Chain upgrades

There are three dimensions in which to evaluate whether a chain upgrade is a breaking change:

  • Consensus-breaking: a change in the chain's business logic. Given the same finalized state as of block N - 1 and the same block N, executing the block N using the old and the new software would yield different results, resulting in a consensus failure.
  • State-breaking: a change in the format in which the chain's state is stored in the DB.
  • API-breaking: a change in the chain's transaction or query API.

For example, PR #1217 is breaking in all three dimensions; PR #1299 however, is state-breaking, but not consensus- or API-breaking.

Generally speaking, an upgrade that is breaking in any dimension requires a coordinated upgrade, meaning all validating nodes should halt at exactly the same block height, upgrade the software, run the upgrade logic (if any), and resume block production.

Coordinated upgrade

The typical procedure of a coordinated upgrade is as follows, in chronological order:

  1. The chain owner sends a transaction containing the a message in the following schema:

    {
      "upgrade": {
        "height": 12345,
        "cargo_version": "1.2.3",
        "git_tag": "v1.2.3",
        "url": "https://github.com/left-curve/left-curve/releases/v1.2.3"
      }
    }
    

    This signals to node operators at which block the chain will be upgraded, and the proper version of node software they should upgrade to. The node operators should not upgrade the software at this point yet.

  2. The chain finalizes the block right before the upgrade height (12344 in this example). At the upgrade height (12345), during FinalizeBlock, Grug app notices the upgrade height is reached, but the chain isn't using the correct version (1.2.3), so it performs a graceful halt of the chain by returning an error in ABCI FinalizeBlockResponse. The upgrade height (12345) is not finalized, with no state change committed.

  3. The node operator replaces the node software on the server with the correct version (1.2.3), and restart the service.

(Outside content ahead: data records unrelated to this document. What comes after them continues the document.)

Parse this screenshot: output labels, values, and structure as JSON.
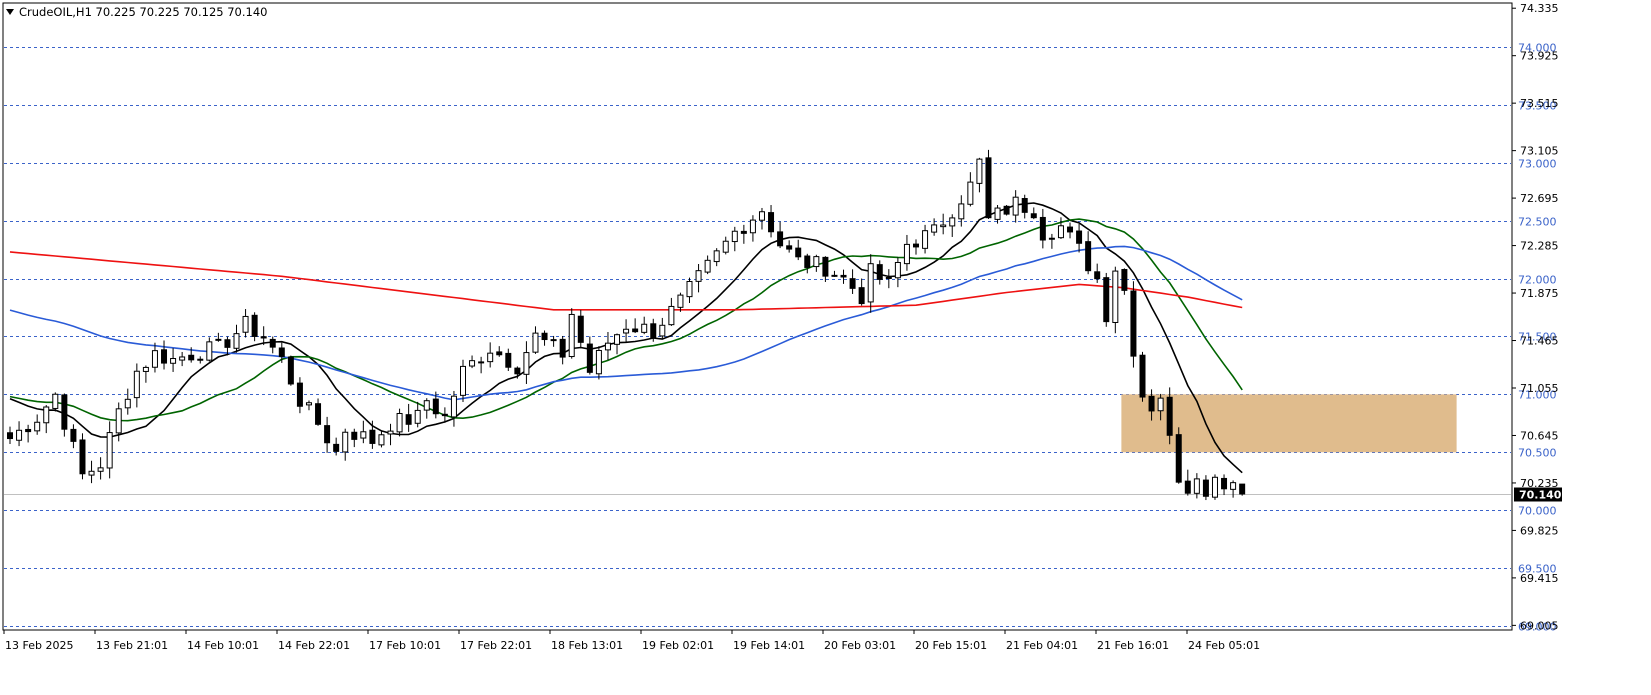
{
  "header": {
    "title": "CrudeOIL,H1  70.225 70.225 70.125 70.140",
    "menu_icon": "triangle-down-icon"
  },
  "chart_data": {
    "type": "candlestick",
    "symbol": "CrudeOIL",
    "timeframe": "H1",
    "ohlc_header": {
      "open": 70.225,
      "high": 70.225,
      "low": 70.125,
      "close": 70.14
    },
    "current_price": 70.14,
    "current_price_label": "70.140",
    "ylim": [
      68.965,
      74.38
    ],
    "price_axis_ticks": [
      74.335,
      73.925,
      73.515,
      73.105,
      72.695,
      72.285,
      71.875,
      71.465,
      71.055,
      70.645,
      70.235,
      69.825,
      69.415,
      69.005
    ],
    "price_axis_tick_labels": [
      "74.335",
      "73.925",
      "73.515",
      "73.105",
      "72.695",
      "72.285",
      "71.875",
      "71.465",
      "71.055",
      "70.645",
      "70.235",
      "69.825",
      "69.415",
      "69.005"
    ],
    "horizontal_levels": [
      {
        "value": 74.0,
        "label": "74.000"
      },
      {
        "value": 73.5,
        "label": "73.500"
      },
      {
        "value": 73.0,
        "label": "73.000"
      },
      {
        "value": 72.5,
        "label": "72.500"
      },
      {
        "value": 72.0,
        "label": "72.000"
      },
      {
        "value": 71.5,
        "label": "71.500"
      },
      {
        "value": 71.0,
        "label": "71.000"
      },
      {
        "value": 70.5,
        "label": "70.500"
      },
      {
        "value": 70.0,
        "label": "70.000"
      },
      {
        "value": 69.5,
        "label": "69.500"
      },
      {
        "value": 69.0,
        "label": "69.000"
      }
    ],
    "time_labels": [
      "13 Feb 2025",
      "13 Feb 21:01",
      "14 Feb 10:01",
      "14 Feb 22:01",
      "17 Feb 10:01",
      "17 Feb 22:01",
      "18 Feb 13:01",
      "19 Feb 02:01",
      "19 Feb 14:01",
      "20 Feb 03:01",
      "20 Feb 15:01",
      "21 Feb 04:01",
      "21 Feb 16:01",
      "24 Feb 05:01"
    ],
    "zone": {
      "low": 70.5,
      "high": 71.0,
      "from_bar": 123,
      "to_bar": 160,
      "color": "#deb887"
    },
    "close_path": [
      [
        0,
        70.62
      ],
      [
        3,
        70.8
      ],
      [
        5,
        71.0
      ],
      [
        8,
        70.3
      ],
      [
        10,
        70.4
      ],
      [
        12,
        70.85
      ],
      [
        14,
        71.2
      ],
      [
        16,
        71.35
      ],
      [
        18,
        71.3
      ],
      [
        20,
        71.35
      ],
      [
        23,
        71.4
      ],
      [
        26,
        71.6
      ],
      [
        28,
        71.5
      ],
      [
        30,
        71.3
      ],
      [
        32,
        70.95
      ],
      [
        34,
        70.75
      ],
      [
        36,
        70.5
      ],
      [
        37,
        70.7
      ],
      [
        40,
        70.6
      ],
      [
        42,
        70.75
      ],
      [
        45,
        70.8
      ],
      [
        46,
        70.95
      ],
      [
        48,
        70.8
      ],
      [
        50,
        71.2
      ],
      [
        53,
        71.4
      ],
      [
        56,
        71.25
      ],
      [
        58,
        71.5
      ],
      [
        61,
        71.35
      ],
      [
        62,
        71.7
      ],
      [
        64,
        71.2
      ],
      [
        66,
        71.45
      ],
      [
        68,
        71.6
      ],
      [
        71,
        71.55
      ],
      [
        74,
        71.8
      ],
      [
        77,
        72.1
      ],
      [
        80,
        72.4
      ],
      [
        83,
        72.6
      ],
      [
        85,
        72.3
      ],
      [
        87,
        72.15
      ],
      [
        90,
        72.1
      ],
      [
        92,
        72.0
      ],
      [
        94,
        71.85
      ],
      [
        95,
        72.05
      ],
      [
        97,
        71.95
      ],
      [
        99,
        72.3
      ],
      [
        102,
        72.4
      ],
      [
        104,
        72.6
      ],
      [
        106,
        72.8
      ],
      [
        107,
        73.0
      ],
      [
        108,
        72.5
      ],
      [
        111,
        72.65
      ],
      [
        113,
        72.6
      ],
      [
        114,
        72.4
      ],
      [
        116,
        72.45
      ],
      [
        118,
        72.25
      ],
      [
        120,
        72.0
      ],
      [
        121,
        71.7
      ],
      [
        122,
        72.1
      ],
      [
        123,
        71.9
      ],
      [
        124,
        71.4
      ],
      [
        125,
        71.0
      ],
      [
        126,
        70.9
      ],
      [
        127,
        71.0
      ],
      [
        128,
        70.6
      ],
      [
        129,
        70.3
      ],
      [
        130,
        70.2
      ],
      [
        131,
        70.35
      ],
      [
        132,
        70.1
      ],
      [
        133,
        70.35
      ],
      [
        134,
        70.2
      ],
      [
        135,
        70.3
      ],
      [
        136,
        70.14
      ]
    ],
    "series": [
      {
        "name": "",
        "color": "#000000",
        "period_bars": 10
      },
      {
        "name": "",
        "color": "#006400",
        "period_bars": 20
      },
      {
        "name": "",
        "color": "#2a5bd7",
        "period_bars": 50
      },
      {
        "name": "",
        "color": "#ee1111",
        "period_bars": 200,
        "path": [
          [
            0,
            72.23
          ],
          [
            30,
            72.02
          ],
          [
            60,
            71.73
          ],
          [
            80,
            71.73
          ],
          [
            100,
            71.77
          ],
          [
            110,
            71.88
          ],
          [
            118,
            71.95
          ],
          [
            123,
            71.92
          ],
          [
            130,
            71.84
          ],
          [
            136,
            71.75
          ]
        ]
      }
    ],
    "ma_warmup_price": 71.0,
    "ma_warmup_start": 71.0,
    "ma200_seed": 72.3,
    "ma50_seed": 71.75,
    "grid": false
  }
}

  4. CometBFT attempts FinalizeBlock of the upgrade height (12345) again. Grug app notices the upgrade height is reached, and the software is of the correct version. It runs the upgrade logic specified in App::upgrade_handler (if any), and then resumes processing blocks.

Automation

Cosmos SDK chains uses a similar approach to coordinate upgrades, with the x/upgrade module. There exists a tool, cosmovisor, that automates the step (3) discussed in the previous section, without the node operator having to manually do anything. Such a tool doesn't exist for Grug chains yet, but we're working on it.